Title:
Linking Flow-Induced Fiber Orientation in Fresh UHPC and Hardened UHPC Tensile Characteristics: A Numerical Framework
Author(s):
Bhaduri
Publication:
Web Session
Volume:
ws_S24_Bhaduri.pdf
Issue:
Appears on pages(s):
Keywords:
DOI:
Date:
3/23/2024
Abstract:
UHPC exhibits significantly higher tensile strength and post-cracking ductility compared to conventional concrete. This is attributed to fiber bridging efficiency in the principal directions of tensile cracking. However, the self-consolidating nature of UHPC influences fiber orientation during fresh UHPC flow.
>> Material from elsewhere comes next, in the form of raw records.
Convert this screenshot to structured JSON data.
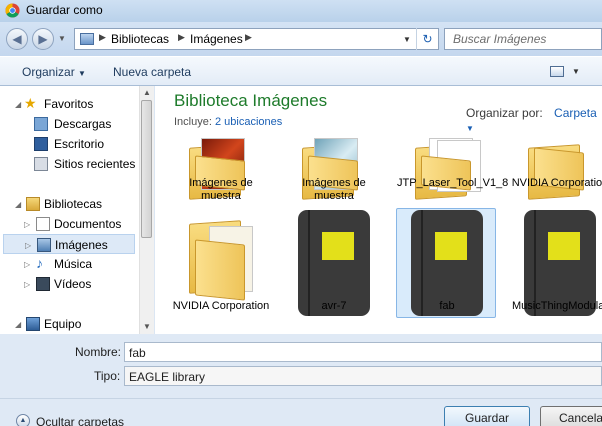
{
  "window": {
    "title": "Guardar como"
  },
  "nav": {
    "breadcrumb": [
      "Bibliotecas",
      "Imágenes"
    ],
    "search_placeholder": "Buscar Imágenes"
  },
  "toolbar": {
    "organize": "Organizar",
    "new_folder": "Nueva carpeta"
  },
  "sidebar": {
    "favorites": "Favoritos",
    "descargas": "Descargas",
    "escritorio": "Escritorio",
    "recientes": "Sitios recientes",
    "bibliotecas": "Bibliotecas",
    "documentos": "Documentos",
    "imagenes": "Imágenes",
    "musica": "Música",
    "videos": "Vídeos",
    "equipo": "Equipo"
  },
  "main": {
    "title": "Biblioteca Imágenes",
    "includes_label": "Incluye:",
    "includes_link": "2 ubicaciones",
    "arrange_label": "Organizar por:",
    "arrange_value": "Carpeta",
    "items": [
      {
        "name": "Imágenes de muestra",
        "kind": "folder-photos"
      },
      {
        "name": "Imágenes de muestra",
        "kind": "folder-photos"
      },
      {
        "name": "JTP_Laser_Tool_V1_8",
        "kind": "folder-docs"
      },
      {
        "name": "NVIDIA Corporation",
        "kind": "folder"
      },
      {
        "name": "NVIDIA Corporation",
        "kind": "folder"
      },
      {
        "name": "avr-7",
        "kind": "notebook-file"
      },
      {
        "name": "fab",
        "kind": "notebook-file",
        "selected": true
      },
      {
        "name": "MusicThingModular",
        "kind": "notebook-file"
      }
    ]
  },
  "form": {
    "name_label": "Nombre:",
    "name_value": "fab",
    "type_label": "Tipo:",
    "type_value": "EAGLE library"
  },
  "footer": {
    "hide_folders": "Ocultar carpetas",
    "save": "Guardar",
    "cancel": "Cancelar"
  },
  "colors": {
    "library_title": "#1e7b2b",
    "link": "#1a5fb4",
    "notebook_square": "#e3e01a"
  }
}
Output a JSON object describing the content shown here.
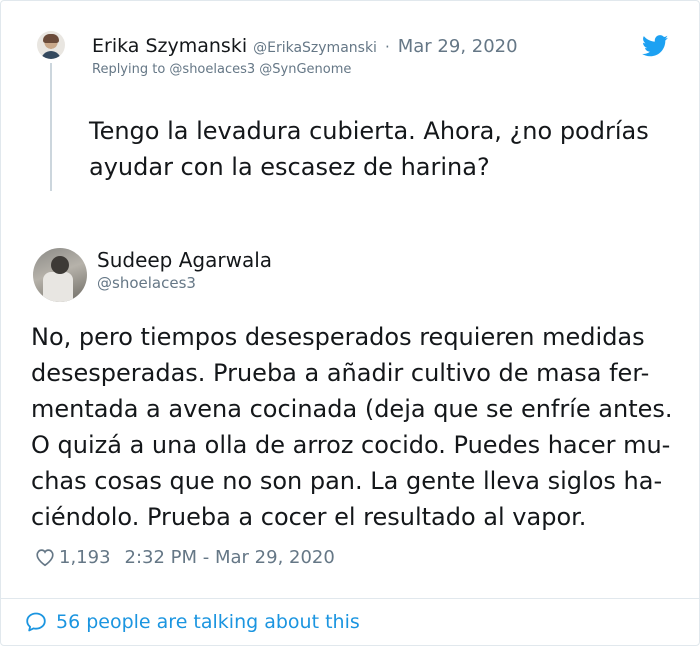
{
  "parent_tweet": {
    "author_name": "Erika Szymanski",
    "author_handle": "@ErikaSzymanski",
    "separator": "·",
    "date": "Mar 29, 2020",
    "replying_to": "Replying to @shoelaces3 @SynGenome",
    "text": "Tengo la levadura cubierta. Ahora, ¿no podrías ayudar con la escasez de harina?"
  },
  "main_tweet": {
    "author_name": "Sudeep Agarwala",
    "author_handle": "@shoelaces3",
    "text_lines": [
      "No, pero tiempos desesperados requieren medidas",
      "desesperadas. Prueba a añadir cultivo de masa fer-",
      "mentada a avena cocinada (deja que se enfríe antes.",
      "O quizá a una olla de arroz cocido. Puedes hacer mu-",
      "chas cosas que no son pan. La gente lleva siglos ha-",
      "ciéndolo. Prueba a cocer el resultado al vapor."
    ],
    "likes": "1,193",
    "timestamp": "2:32 PM - Mar 29, 2020"
  },
  "footer": {
    "talking_text": "56 people are talking about this"
  },
  "icons": {
    "brand": "twitter-bird-icon",
    "like": "heart-icon",
    "conversation": "speech-bubble-icon"
  },
  "colors": {
    "twitter_blue": "#1da1f2",
    "link_blue": "#1b95e0",
    "secondary_text": "#657786",
    "thread_line": "#ccd6dd"
  }
}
Consequently, tensile strength is not an intrinsic mechanical property of UHPC. In addition, conventional steel fiber is one of the expensive constituents of UHPC. Therefore, a seamless integration of fresh UHPC flow with its hardened state mechanical property is crucial to ensure optimal use of fiber crack-bridging efficiency. Nevertheless, in a structural-scale conventional casting process, such integration via experiments or modeling can be difficult and expensive. Recently, a novel nozzle-based casting was proposed to better align fiber in UHPC flow. This device was built based on two key ideas - a) creating a converging gravity-driven laminar flow for UHPC pouring to orient fibers along flow and b) then adding a nozzle exit width less than fiber length to ensure rotation of any left unrotated fiber. An experimental campaign with direct tension and flexural tension tests were designed to evaluate efficiency of this device. Experimental results showed a significantly higher tensile strength for the direct tension samples compared to randomly cast samples. Similar observations were made for the flexural tension test done on a slab specimen. In current work, a numerical framework is proposed to predict stochastic state of fiber orientation via nozzle-based flow. This predicted fiber orientation was used to calibrate fiber orientation factors in a discrete mesoscale model called lattice discrete particle model for fiber-reinforced concrete (LDPM-F). Finally, both direct tension and flexural tension tests were simulated in LDPM-F framework. Very good agreement was observed from numerical simulations.